UHC lab test code requirement delayed

Wednesday, December 2, 2020

United Healthcare (UHC) recently announced that it is delaying the implementation date of its unique laboratory code policy. The policy, which was originally set to go into effect January 1, 2021, will be delayed until January 1, 2022.

The policy will require in-network hospital, freestanding and outpatient laboratory claims to contain a unique code for most lab testing services in addition to standard CPT® codes. Hospitals and laboratories will need to register lab-specific test codes with UCH before December 1, 2021. The policy will apply to UHC’s commercial, Medicare Advantage, and community plan health products. Absence of the lab-specific test code information will result in claim denials.

Industry stakeholders, including the American Hospital Association (AHA) and NAHRI Advisory Board members, have raised concerns about the timing of UHC’s policy and how it appears to conflict with HIPAA’s administrative simplification transaction and code set standards.

Under HIPAA, provider and payer organizations are required to use standard content, formats, and code sets. HIPAA considers CPT codes the standard code set for outpatient services, including lab tests. Because hospitals and laboratories are HIPAA-covered entities, they are required to use CPT codes to report lab services on outpatient claims. Payers are also governed by HIPAA and are required to appropriately use approved code sets.

“This is a call to action for NAHRI members as far as I am concerned,” says NAHRI Advisory Board Member Valerie Rinkle, MHA, CHRI, regulatory specialist with HCPro. “From my perspective, it is time to make the HIPAA transaction sets really mean something when it comes to reducing administrative waste in the healthcare system.”

UHC’s policy also appears to go against the National Uniform Billing Committee’s (NUBC) own policies. UHC is directing hospitals and laboratories to report the lab-specific test code in Form Locator (FL) 43 on paper UB-04 claims and using NTE segment loop 2400 (service line number) in electronic claims. However, those fields can’t be used for that, according to the organizations responsible for maintaining paper and electronic claim forms. According to the UB-04 manual, FL43 can only be used to report revenue code descriptors and other specific information approved by the NUBC. X12 Inc., the organization that maintains electronic claim formatting standards, specifies that NTE segment loop 2400 is for third party organization notes and shouldn’t be completed by provider organizations.
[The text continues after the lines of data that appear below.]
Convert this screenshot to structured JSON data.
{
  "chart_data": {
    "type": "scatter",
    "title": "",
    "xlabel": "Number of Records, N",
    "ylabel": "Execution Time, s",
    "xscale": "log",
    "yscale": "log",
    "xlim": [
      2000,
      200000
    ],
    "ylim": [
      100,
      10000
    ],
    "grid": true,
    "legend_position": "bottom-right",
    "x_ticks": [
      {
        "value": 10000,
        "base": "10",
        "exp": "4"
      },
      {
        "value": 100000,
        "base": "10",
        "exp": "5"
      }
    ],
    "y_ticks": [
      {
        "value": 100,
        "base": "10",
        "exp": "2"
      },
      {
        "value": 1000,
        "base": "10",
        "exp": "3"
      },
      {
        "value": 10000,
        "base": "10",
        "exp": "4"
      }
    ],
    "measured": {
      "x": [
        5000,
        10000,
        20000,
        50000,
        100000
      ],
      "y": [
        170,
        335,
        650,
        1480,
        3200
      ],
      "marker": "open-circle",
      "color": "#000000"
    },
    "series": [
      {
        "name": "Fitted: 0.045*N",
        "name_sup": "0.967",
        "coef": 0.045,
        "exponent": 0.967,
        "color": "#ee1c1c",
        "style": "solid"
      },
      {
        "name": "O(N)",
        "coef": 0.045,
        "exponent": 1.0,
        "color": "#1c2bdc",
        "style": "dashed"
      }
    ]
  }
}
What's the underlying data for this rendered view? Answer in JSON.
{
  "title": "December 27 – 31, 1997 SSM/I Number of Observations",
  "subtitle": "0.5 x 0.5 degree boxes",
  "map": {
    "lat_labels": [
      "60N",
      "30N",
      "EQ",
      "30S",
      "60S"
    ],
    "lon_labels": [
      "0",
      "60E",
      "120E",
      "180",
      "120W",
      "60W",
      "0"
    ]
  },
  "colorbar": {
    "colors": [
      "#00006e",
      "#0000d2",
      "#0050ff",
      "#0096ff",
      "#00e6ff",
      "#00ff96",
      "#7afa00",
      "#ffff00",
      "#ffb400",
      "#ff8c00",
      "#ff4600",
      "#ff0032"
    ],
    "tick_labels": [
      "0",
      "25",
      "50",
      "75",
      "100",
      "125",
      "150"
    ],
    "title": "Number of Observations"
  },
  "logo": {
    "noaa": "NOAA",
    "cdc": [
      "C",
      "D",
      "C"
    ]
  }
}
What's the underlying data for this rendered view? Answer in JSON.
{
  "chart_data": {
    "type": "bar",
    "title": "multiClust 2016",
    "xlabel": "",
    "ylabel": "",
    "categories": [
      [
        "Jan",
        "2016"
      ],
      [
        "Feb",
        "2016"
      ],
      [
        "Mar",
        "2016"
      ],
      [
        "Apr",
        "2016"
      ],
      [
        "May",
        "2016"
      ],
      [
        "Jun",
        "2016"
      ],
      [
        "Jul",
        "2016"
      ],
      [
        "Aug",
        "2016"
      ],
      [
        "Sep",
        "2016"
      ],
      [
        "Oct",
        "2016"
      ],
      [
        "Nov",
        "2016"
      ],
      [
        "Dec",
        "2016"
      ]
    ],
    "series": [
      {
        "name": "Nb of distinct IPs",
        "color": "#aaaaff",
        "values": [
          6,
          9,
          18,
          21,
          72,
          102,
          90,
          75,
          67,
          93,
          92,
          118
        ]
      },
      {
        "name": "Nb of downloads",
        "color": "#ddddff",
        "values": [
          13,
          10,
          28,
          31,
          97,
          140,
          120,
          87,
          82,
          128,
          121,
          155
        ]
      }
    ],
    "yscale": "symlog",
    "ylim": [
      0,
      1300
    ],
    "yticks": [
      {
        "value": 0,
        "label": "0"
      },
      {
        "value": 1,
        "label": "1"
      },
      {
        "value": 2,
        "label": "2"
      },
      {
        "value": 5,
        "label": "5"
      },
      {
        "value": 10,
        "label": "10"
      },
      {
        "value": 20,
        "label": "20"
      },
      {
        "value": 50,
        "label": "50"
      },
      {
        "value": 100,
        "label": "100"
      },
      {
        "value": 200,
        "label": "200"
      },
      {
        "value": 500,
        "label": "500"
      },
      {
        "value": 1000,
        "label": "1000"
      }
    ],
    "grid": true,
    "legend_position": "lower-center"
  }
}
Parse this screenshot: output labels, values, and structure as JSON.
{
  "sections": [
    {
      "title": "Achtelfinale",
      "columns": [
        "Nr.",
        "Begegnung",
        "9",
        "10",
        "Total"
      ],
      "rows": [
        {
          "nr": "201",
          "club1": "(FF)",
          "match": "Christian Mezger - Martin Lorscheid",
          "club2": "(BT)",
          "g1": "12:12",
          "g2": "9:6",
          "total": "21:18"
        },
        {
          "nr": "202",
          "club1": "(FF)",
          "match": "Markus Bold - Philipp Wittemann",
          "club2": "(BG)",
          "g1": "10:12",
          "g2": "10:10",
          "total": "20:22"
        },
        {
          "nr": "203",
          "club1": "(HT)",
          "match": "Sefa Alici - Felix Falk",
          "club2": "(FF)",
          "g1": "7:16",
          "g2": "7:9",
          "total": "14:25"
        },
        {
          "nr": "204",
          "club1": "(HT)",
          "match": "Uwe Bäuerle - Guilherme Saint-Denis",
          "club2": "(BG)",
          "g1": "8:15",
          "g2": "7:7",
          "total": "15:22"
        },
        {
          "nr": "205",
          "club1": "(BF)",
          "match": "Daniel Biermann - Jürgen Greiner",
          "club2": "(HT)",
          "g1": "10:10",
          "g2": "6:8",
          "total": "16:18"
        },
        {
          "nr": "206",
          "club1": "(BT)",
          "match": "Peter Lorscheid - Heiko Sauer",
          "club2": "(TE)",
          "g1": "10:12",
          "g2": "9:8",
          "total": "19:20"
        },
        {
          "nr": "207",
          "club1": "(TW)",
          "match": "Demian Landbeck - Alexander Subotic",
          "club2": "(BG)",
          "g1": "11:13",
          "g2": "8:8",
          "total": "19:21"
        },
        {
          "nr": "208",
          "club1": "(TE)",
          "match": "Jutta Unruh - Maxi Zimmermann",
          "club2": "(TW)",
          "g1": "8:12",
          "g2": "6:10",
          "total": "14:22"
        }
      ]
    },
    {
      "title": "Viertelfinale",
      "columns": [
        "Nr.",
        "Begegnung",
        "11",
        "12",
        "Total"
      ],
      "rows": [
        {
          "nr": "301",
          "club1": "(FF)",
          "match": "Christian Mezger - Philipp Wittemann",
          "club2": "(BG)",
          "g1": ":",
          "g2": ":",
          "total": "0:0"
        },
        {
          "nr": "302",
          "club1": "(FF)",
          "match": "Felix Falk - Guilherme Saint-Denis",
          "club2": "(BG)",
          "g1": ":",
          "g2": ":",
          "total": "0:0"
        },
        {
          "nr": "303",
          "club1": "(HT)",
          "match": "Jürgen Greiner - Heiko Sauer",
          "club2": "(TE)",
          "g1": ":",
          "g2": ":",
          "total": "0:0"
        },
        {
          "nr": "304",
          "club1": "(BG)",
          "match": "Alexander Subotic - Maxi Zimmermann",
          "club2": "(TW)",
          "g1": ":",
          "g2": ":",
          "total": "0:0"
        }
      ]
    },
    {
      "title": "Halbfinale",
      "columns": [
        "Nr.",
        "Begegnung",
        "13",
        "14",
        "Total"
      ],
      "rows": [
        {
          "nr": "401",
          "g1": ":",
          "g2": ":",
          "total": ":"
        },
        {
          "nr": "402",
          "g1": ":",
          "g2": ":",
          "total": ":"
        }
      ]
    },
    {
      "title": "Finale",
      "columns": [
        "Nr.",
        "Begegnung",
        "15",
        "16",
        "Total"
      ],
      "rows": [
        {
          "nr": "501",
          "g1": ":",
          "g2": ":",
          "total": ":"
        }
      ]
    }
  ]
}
“I believe the delays we’re seeing are primarily a result of behind the scenes conversations that both the AHA/NUBC and the multi-state hospital associations have had with UHC, although perhaps the individual provider pushback UHC received helped somewhat,” says NAHRI Advisory Board Member John Settlemyer, MBA, MHA, CPC, CHRI, assistant vice president of corporate revenue management/CDM operations at Atrium Health in Charlotte, North Carolina. “I would say the biggest message is that providers and labs need to be engaging and connecting with NUBC and their state associations to keep the heat on this so that it is ultimately outright retracted.”

UHC maintains that the policy supports improved patient care and affordable products. However, along with compliance concerns, the policy increases administrative burden and may ultimately have a negative effect on patient care and affordability.

“For many years, the major insurers have been pushing outpatient providers to use their contracted facilities for imaging and laboratory services as a cost-control method. This requirement to use additional codes seems to be their attempt to add another arrow in their quiver,” says NAHRI Advisory Board Member Ronald Hirsch, MD, FACP, CHCQM, CHRI, vice president of physician advisory services at R1 RCM in Chicago. “But each new requirement seems to be unilateral, benefitting the payer but adding cost, inconvenience, and possibly harm for the provider and patient. The delay does not change the equation and pressure on UHC to permanently rescind this should continue.”